Yeah, so definitely it's going to be the expected management. That's where we see the real need for this patient population. And so, no, I think the data we announced here a few weeks ago was just fantastic. I mean, we really could not have expected anything better than what we saw, so very encouraged by that. We just thought here that we've got an opportunity here to add in another cohort of So let's do it and let's see if there's any changes that may help us to tweak the dosing a little bit more. But we do feel that, you know, for this patient population, it's very severe. I mean, these are very sick mothers. They have, you know, very severe endothelial dysfunction and a lot of vasoconstrictors. So we do see some value in potentially going a little bit higher on the dose. But what we've seen already, we'd be very happy with going ahead with the dosing in cohort 6 to 9 that we recently announced for the US IND.
And just last for me, Rick, could we see something in the phase 2b where we have a primary endpoint in the study that closely reflects what a pivotal regulatory endpoint will be in a phase 3 study? you know, just kind of think about, well, how should we think about kind of the data generation in that U.S. study?

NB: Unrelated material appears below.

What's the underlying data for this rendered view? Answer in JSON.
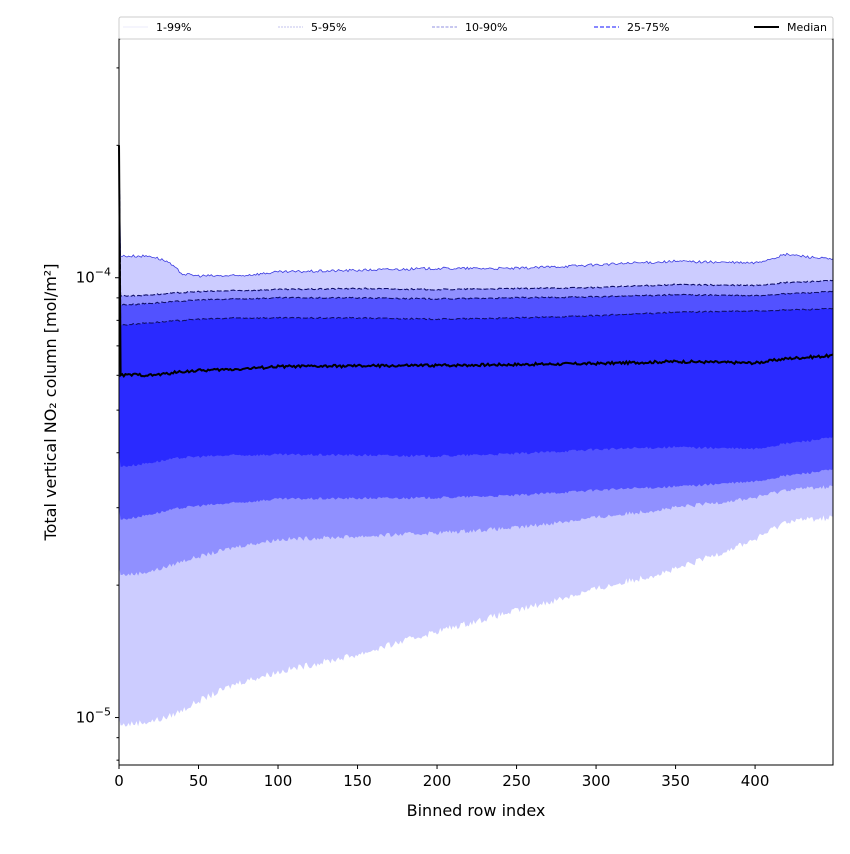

Yeah, I think give us a little bit more time here as we finalize the protocol. We want to make sure we get the right expert opinions around this, and then we'll come up with a very clear path. We feel very comfortable in terms of some recent feedback we've had from the FDA on the primary endpoint, but we want to just nail this down here before we, you know, publicly share what that endpoint will look like.
Great. Thank you, Rick.
Yep. Thank you, Chase.
There are no further questions at this time. I would like to hand the call back over to Rick Pauls for any closing remarks.
All right. Thank you all for joining us today. We greatly appreciate your interest in Diametica and hope you enjoy the rest of the day. This concludes our call. Thank you.
Ladies and gentlemen, this concludes today's conference call. Thank you for your participation. You may now disconnect.